= Syb-prII-1 =

Ion channel toxin Syb-prI-1

Syb-prII-1 is a β-type neurotoxin from the venom of the scorpion Olivierus martensii. It reduces the activity and the expression of the voltage-gated sodium channel Na_{v}1.8.

== Sources ==
Syb-prII-1 is a neurotoxin isolated from the venom of the Chinese scorpion Olivierus martensii, previously known as Buthus martensii.

== Chemistry ==
Syb-prII-1 is part of the family of β-scorpion toxins. This protein contains 62 amino acids and consists of three β-sheets and an α-helix, held together by four cross-linked disulfide bonds. It has 78.69% sequence identity with the neurotoxin LqhIT2.

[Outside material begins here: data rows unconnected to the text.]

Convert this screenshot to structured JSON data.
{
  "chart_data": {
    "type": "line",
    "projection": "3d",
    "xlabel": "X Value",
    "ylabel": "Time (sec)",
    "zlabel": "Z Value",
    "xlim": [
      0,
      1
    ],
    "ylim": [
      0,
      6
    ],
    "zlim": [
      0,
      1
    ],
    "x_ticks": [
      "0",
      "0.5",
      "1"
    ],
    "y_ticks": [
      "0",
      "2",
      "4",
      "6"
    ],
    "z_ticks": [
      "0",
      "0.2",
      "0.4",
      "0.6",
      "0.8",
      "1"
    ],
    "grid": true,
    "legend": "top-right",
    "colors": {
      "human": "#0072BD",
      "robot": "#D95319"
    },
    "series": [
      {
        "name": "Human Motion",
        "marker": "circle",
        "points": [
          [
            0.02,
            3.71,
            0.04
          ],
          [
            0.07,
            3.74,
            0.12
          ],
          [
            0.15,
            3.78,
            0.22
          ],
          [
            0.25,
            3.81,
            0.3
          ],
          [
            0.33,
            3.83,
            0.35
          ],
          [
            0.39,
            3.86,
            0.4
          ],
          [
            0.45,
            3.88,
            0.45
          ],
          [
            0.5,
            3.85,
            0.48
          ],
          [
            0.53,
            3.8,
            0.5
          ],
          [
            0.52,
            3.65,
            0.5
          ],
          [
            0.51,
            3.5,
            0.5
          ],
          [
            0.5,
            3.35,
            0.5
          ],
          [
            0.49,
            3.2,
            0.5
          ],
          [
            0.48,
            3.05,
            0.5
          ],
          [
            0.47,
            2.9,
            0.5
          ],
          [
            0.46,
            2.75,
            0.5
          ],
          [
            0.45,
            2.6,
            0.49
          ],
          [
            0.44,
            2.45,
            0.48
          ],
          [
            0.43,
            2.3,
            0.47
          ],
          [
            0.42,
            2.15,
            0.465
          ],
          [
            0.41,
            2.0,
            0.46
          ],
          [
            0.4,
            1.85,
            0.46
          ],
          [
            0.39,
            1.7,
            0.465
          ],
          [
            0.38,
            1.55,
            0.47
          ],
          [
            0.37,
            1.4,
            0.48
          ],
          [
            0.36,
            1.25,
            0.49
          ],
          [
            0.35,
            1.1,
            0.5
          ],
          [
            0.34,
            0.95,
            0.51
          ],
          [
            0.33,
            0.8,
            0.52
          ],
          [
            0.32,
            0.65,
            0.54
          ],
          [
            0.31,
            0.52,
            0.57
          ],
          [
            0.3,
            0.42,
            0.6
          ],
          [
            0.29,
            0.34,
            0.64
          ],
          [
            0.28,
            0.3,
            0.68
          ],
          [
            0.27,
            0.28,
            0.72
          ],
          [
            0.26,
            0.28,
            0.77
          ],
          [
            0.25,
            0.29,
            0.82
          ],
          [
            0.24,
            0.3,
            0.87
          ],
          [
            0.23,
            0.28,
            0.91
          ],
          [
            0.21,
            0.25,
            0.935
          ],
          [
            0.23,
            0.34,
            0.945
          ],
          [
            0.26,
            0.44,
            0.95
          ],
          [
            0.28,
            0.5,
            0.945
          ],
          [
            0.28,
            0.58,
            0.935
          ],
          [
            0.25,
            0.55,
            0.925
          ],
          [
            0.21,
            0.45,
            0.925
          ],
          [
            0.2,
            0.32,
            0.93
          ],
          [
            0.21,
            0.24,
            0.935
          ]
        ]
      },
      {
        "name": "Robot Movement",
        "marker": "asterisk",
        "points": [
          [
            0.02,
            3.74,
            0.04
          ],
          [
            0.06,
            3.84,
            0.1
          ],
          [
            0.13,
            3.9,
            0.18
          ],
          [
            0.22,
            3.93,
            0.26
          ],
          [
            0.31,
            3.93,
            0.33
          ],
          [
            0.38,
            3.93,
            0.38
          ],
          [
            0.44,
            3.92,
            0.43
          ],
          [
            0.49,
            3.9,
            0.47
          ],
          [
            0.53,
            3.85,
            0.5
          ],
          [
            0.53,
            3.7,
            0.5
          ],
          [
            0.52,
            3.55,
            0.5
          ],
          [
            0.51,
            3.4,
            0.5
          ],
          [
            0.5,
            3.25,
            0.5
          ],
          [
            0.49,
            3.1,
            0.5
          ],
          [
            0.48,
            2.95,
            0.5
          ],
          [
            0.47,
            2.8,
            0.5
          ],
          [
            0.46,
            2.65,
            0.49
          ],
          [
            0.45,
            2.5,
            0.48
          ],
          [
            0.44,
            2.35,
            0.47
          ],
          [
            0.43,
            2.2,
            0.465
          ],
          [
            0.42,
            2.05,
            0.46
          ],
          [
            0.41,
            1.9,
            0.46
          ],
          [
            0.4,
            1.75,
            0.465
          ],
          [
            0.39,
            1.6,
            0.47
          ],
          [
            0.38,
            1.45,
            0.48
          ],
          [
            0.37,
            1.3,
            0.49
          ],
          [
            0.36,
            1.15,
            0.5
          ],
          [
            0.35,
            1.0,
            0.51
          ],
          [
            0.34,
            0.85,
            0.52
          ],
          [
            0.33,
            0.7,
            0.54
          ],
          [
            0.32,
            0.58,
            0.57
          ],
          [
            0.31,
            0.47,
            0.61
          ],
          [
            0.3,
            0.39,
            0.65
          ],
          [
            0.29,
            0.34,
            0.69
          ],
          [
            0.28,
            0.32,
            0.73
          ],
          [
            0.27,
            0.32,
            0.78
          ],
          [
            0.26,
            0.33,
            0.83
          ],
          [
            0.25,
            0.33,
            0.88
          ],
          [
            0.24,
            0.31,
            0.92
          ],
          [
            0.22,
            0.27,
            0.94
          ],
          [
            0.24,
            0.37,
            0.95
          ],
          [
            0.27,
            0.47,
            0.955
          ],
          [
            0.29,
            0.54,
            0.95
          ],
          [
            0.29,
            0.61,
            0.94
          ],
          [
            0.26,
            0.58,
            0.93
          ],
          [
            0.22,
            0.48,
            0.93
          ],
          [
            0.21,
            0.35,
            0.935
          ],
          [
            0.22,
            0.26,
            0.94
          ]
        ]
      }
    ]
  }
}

== Target and mode of action ==
Syb-prII-1 binds to the voltage-gated sodium channel (VGSC) Na_{v}1.8. It specifically targets receptor site 4, causing a leftward shift in the voltage dependency of both activation and inactivation. No significant effects on the voltage dependency of Na_{v}1.9 has been observed. In addition, Syb-prII-1 inhibits the peak amplitude of Na_{v}1.8 currents with an IC_{50} of 133 nM and a maximum inhibition of 52%. No significant inhibition of Na_{v}1.9 was observed.
Syb-prII-1 also reduces the phosphorylation level of several proteins within the MAPKs pathway, which is associated with neuropathic pain. This in turn reduces the expression of Na_{v}1.8, reducing the current even further

== Therapeutic use ==
Syp-prII-1 exerts an anti-inflammatory effect by reducing the expression of inflammatory cytokines IL-1β, IL-6, and TNF-α. It also asserts an analgesic effect by partially blocking the current through Nav1.8. For this reason, this has been explored as a possible treatment for trigeminal neuralgia.